Published December 18, 2023
1 years ago

Eskom, South Africa’s primary electricity supplier, finds itself amidst a burgeoning financial crisis as unpaid municipal debts have ballooned to R70 billion during the first half of the utility's 2024 financial year. The distressing financial situation, detailed in Eskom’s interim results, signals a dire need for intervention as the state-owned utility struggles with liquidity necessary for crucial maintenance and expansion endeavours.


In stark contrast, just five years ago, in 2018, the invoiced municipal debt stood at R13.6 billion, marking an alarming growth rate that has exacerbated Eskom’s financial woes. This steep incline represents not merely a nominal increase, but rather a systemic failure, with a notable 32% surge from the year before, and only a 76% payment rate from the municipalities, which is down by 2% from 2023's performance.


The concerning trend is particularly pronounced among the top 20 defaulting municipalities, which only pay less than half of what they are billed – a troubling 46% payment level that has brought operations to a precarious edge.


Electricity Minister Kgosientsho Ramokgopa has expressed deep concerns regarding the fiscal health of these defaulting municipalities, many of which veer dangerously close to insolvency, unable to raise sufficient revenue to cover their operational costs. The ramifications of such are far-reaching, affecting not only Eskom's capacity to provide a reliable electricity supply but also the national economy.
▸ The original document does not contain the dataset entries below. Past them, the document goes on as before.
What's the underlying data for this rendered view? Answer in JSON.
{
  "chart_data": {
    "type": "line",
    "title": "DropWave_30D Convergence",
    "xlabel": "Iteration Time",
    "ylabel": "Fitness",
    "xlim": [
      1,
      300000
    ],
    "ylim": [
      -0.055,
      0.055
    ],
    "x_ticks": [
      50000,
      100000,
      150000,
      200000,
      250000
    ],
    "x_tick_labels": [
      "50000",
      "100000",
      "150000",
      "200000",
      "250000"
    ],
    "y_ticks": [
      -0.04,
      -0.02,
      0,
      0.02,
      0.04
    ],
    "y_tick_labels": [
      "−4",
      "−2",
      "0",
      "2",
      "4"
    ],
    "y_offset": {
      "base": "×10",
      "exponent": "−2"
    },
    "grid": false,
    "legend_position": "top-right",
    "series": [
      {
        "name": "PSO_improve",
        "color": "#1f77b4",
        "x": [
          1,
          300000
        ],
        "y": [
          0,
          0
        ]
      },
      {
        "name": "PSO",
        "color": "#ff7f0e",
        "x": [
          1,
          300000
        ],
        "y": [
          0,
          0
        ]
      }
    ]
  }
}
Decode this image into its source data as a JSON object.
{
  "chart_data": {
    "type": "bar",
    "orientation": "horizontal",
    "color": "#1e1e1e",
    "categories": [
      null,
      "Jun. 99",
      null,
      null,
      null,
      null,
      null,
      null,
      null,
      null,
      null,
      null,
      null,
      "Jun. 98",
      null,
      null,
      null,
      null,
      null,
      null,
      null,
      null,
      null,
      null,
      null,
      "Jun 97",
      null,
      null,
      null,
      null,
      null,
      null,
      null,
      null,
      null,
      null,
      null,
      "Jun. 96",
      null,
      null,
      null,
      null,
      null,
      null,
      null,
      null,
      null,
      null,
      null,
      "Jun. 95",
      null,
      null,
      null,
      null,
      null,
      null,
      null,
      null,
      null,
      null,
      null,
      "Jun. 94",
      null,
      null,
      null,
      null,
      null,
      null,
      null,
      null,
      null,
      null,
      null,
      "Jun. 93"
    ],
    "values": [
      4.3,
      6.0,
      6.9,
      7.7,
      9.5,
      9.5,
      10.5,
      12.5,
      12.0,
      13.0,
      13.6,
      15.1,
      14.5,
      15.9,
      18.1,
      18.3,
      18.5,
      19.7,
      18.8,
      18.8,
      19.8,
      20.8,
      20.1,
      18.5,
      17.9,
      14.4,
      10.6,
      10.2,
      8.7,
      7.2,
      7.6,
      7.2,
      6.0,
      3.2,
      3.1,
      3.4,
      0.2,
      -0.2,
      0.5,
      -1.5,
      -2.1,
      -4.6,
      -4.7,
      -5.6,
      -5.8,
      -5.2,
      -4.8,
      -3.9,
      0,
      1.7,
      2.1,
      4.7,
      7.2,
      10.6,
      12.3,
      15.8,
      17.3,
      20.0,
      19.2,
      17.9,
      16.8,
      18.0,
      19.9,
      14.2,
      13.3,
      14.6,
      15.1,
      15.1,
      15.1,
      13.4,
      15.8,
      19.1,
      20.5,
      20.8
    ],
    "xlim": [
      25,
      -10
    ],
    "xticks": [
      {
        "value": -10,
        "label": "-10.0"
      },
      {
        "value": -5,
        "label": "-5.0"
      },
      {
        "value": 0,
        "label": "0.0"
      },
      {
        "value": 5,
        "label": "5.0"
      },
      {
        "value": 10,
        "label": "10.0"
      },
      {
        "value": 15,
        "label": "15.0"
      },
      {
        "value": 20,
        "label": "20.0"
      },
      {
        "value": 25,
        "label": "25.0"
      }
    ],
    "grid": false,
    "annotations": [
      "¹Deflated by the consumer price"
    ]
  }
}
To alleviate this pressing challenge, Ramokgopa emphasised the urgency for a municipal debt relief programme spearheaded by the National Treasury. It's a programme projected to ameliorate the debt quagmire by enhancing payment levels and enabling the settlement of current accounts owed to Eskom. In a hopeful turn, 52 municipalities, responsible for 86% of the outstanding debt, have received approval for the programme. However, to see any debt written off, they will need to adhere to the stringent conditions set forth for a full year.


The criteria underpinning the debt relief application include maintaining up-to-date payments and the deployment of smart meters – the latter being a strategic move to improve revenue collection by ensuring accurate billing. This approach aims to provide municipalities with a fighting chance to regain control of their finances and, in tandem, allow Eskom to recuperate part of the enormous sums owed.


Despite this, challenges linger as only 11 of the 28 municipalities involved in the relief programme have fully honoured their agreement with the National Treasury as of August, and a further seven have only partially complied. This tepid response tempers expectations, with the envisaged cash flow benefit likely to fall short of initial estimates.


Given these realities, it is evident that Eskom's financial sustainability is contingent upon systemic reforms, diligent oversight, and the unwavering commitment of indebted municipalities to honour their obligations. The utility's precarious position remains a matter of national concern, with essential services and economic stability inextricably linked to its turnaround.